Um relatório recente da Comissão Lancet salientou que o sistema de saúde do sector público é a espinha dorsal para alcançar o objectivo de cobertura universal de saúde. Um documento de comentários que o acompanha examinou o progresso da Índia rumo à cobertura universal de saúde e destacou fraquezas estruturais no sistema de saúde.
Destacou particularmente a governação fragmentada, a má coordenação entre os níveis de cuidados, os serviços de saúde organizados em torno de instituições e não de cidadãos, e as lacunas persistentes na qualidade, equidade e continuidade dos cuidados como principais barreiras à CUS.
O documento sugeriu que o caminho da Índia para os cuidados de saúde universais requer múltiplos programas e observou que operar em silos pode enfraquecer a responsabilização e a continuidade dos serviços.
A prestação de cuidados de saúde deve permanecer centrada nas instalações, em vez de centrada nas viagens dos pacientes e nas necessidades de cuidados a longo prazo. Mencionou também que os fracos sistemas de referência e a fraca integração entre os serviços primários, secundários e terciários limitam a eficiência e os resultados.
O estudo sublinhou que a intenção política por si só é insuficiente sem capacidade institucional para executar reformas.
“Embora nos últimos anos o governo tenha aumentado a dotação para cuidados de saúde no seu orçamento, a contínua priorização do desenvolvimento de capacidades muitas vezes deixou as instalações de saúde públicas com fundos insuficientes para prestar serviços adequados ao grande número de pacientes que atendem”, disse Aditya Banerjee, membro da Associação de Tecnologia Médica da Índia (MTaI).

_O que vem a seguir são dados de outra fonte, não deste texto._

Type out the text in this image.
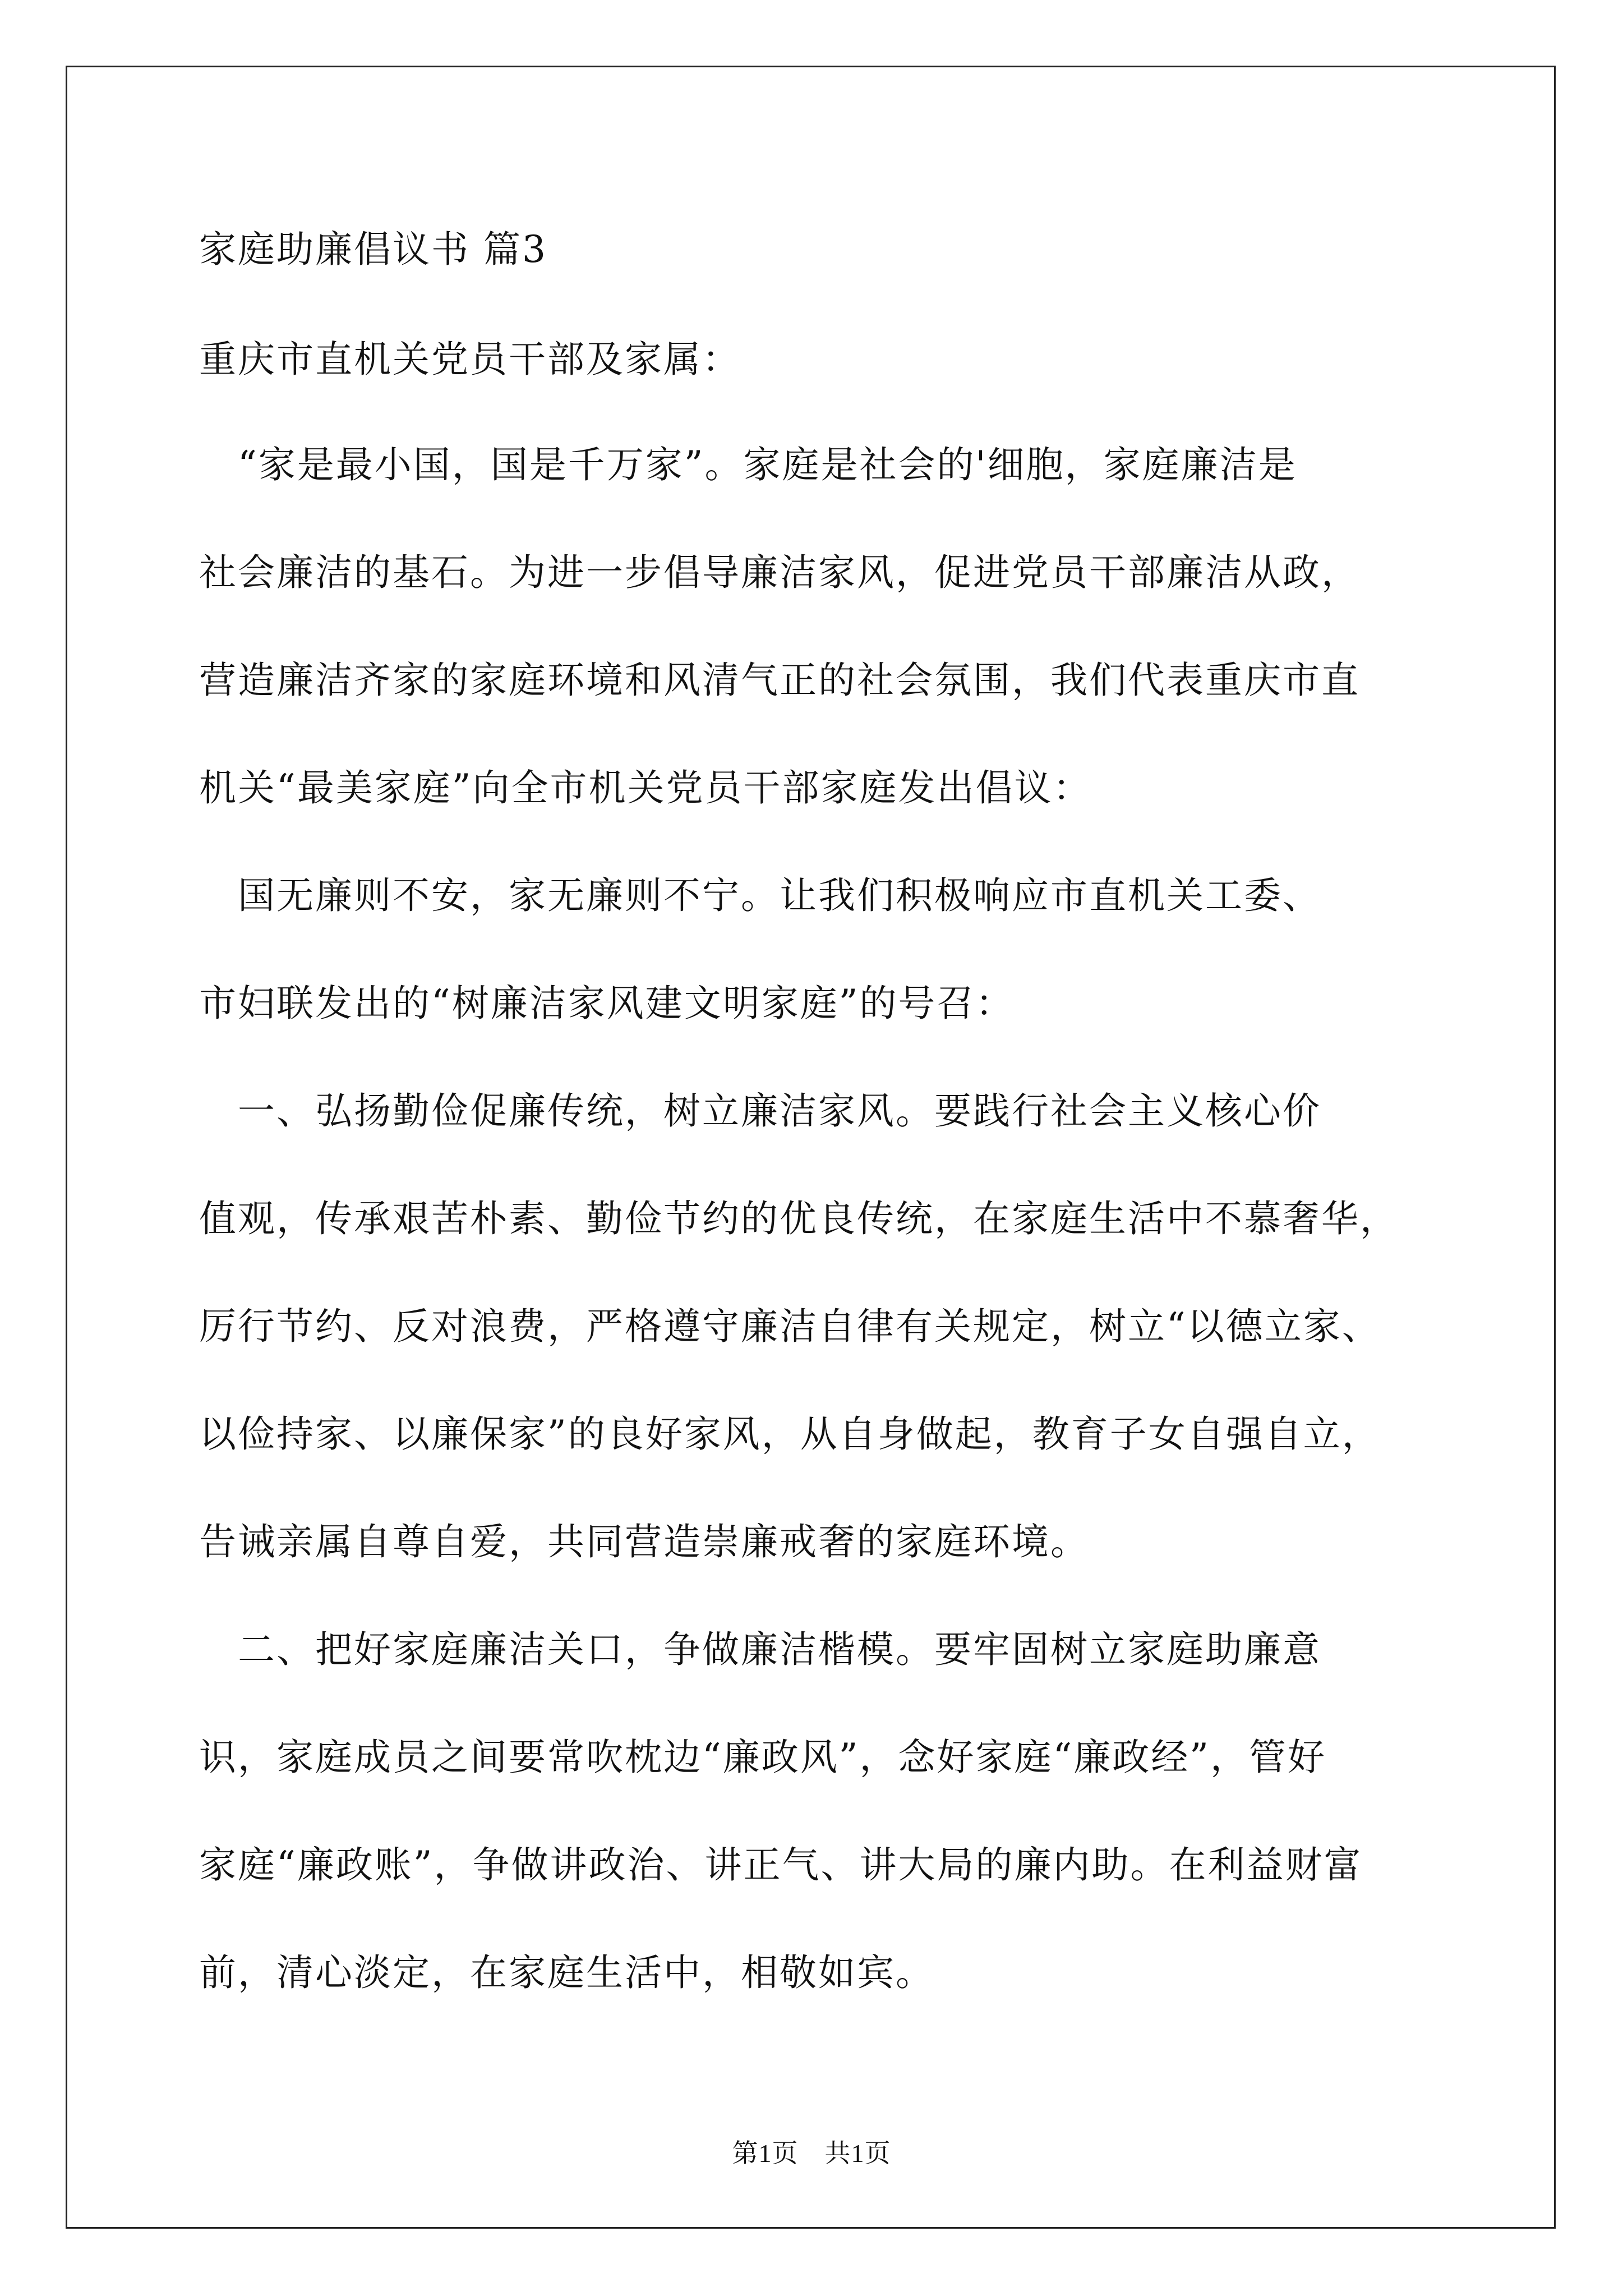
家庭助廉倡议书 篇3
重庆市直机关党员干部及家属：
　“家是最小国，国是千万家”。家庭是社会的'细胞，家庭廉洁是
社会廉洁的基石。为进一步倡导廉洁家风，促进党员干部廉洁从政，
营造廉洁齐家的家庭环境和风清气正的社会氛围，我们代表重庆市直
机关“最美家庭”向全市机关党员干部家庭发出倡议：
　国无廉则不安，家无廉则不宁。让我们积极响应市直机关工委、
市妇联发出的“树廉洁家风建文明家庭”的号召：
　一、弘扬勤俭促廉传统，树立廉洁家风。要践行社会主义核心价
值观，传承艰苦朴素、勤俭节约的优良传统，在家庭生活中不慕奢华，
厉行节约、反对浪费，严格遵守廉洁自律有关规定，树立“以德立家、
以俭持家、以廉保家”的良好家风，从自身做起，教育子女自强自立，
告诫亲属自尊自爱，共同营造崇廉戒奢的家庭环境。
　二、把好家庭廉洁关口，争做廉洁楷模。要牢固树立家庭助廉意
识，家庭成员之间要常吹枕边“廉政风”，念好家庭“廉政经”，管好
家庭“廉政账”，争做讲政治、讲正气、讲大局的廉内助。在利益财富
前，清心淡定，在家庭生活中，相敬如宾。
第1页　共1页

“Uma mudança deliberada nos critérios de contratação pública, do preço inicial mais baixo para o melhor valor a longo prazo para o sistema de saúde em geral, é essencial para proporcionar melhores resultados aos pacientes por cada rúpia gasta”, acrescentou. Banerjee disse que ajudará a evitar a espiral crescente dos orçamentos da saúde, que hoje se está a tornar insustentável em muitas economias desenvolvidas do mundo.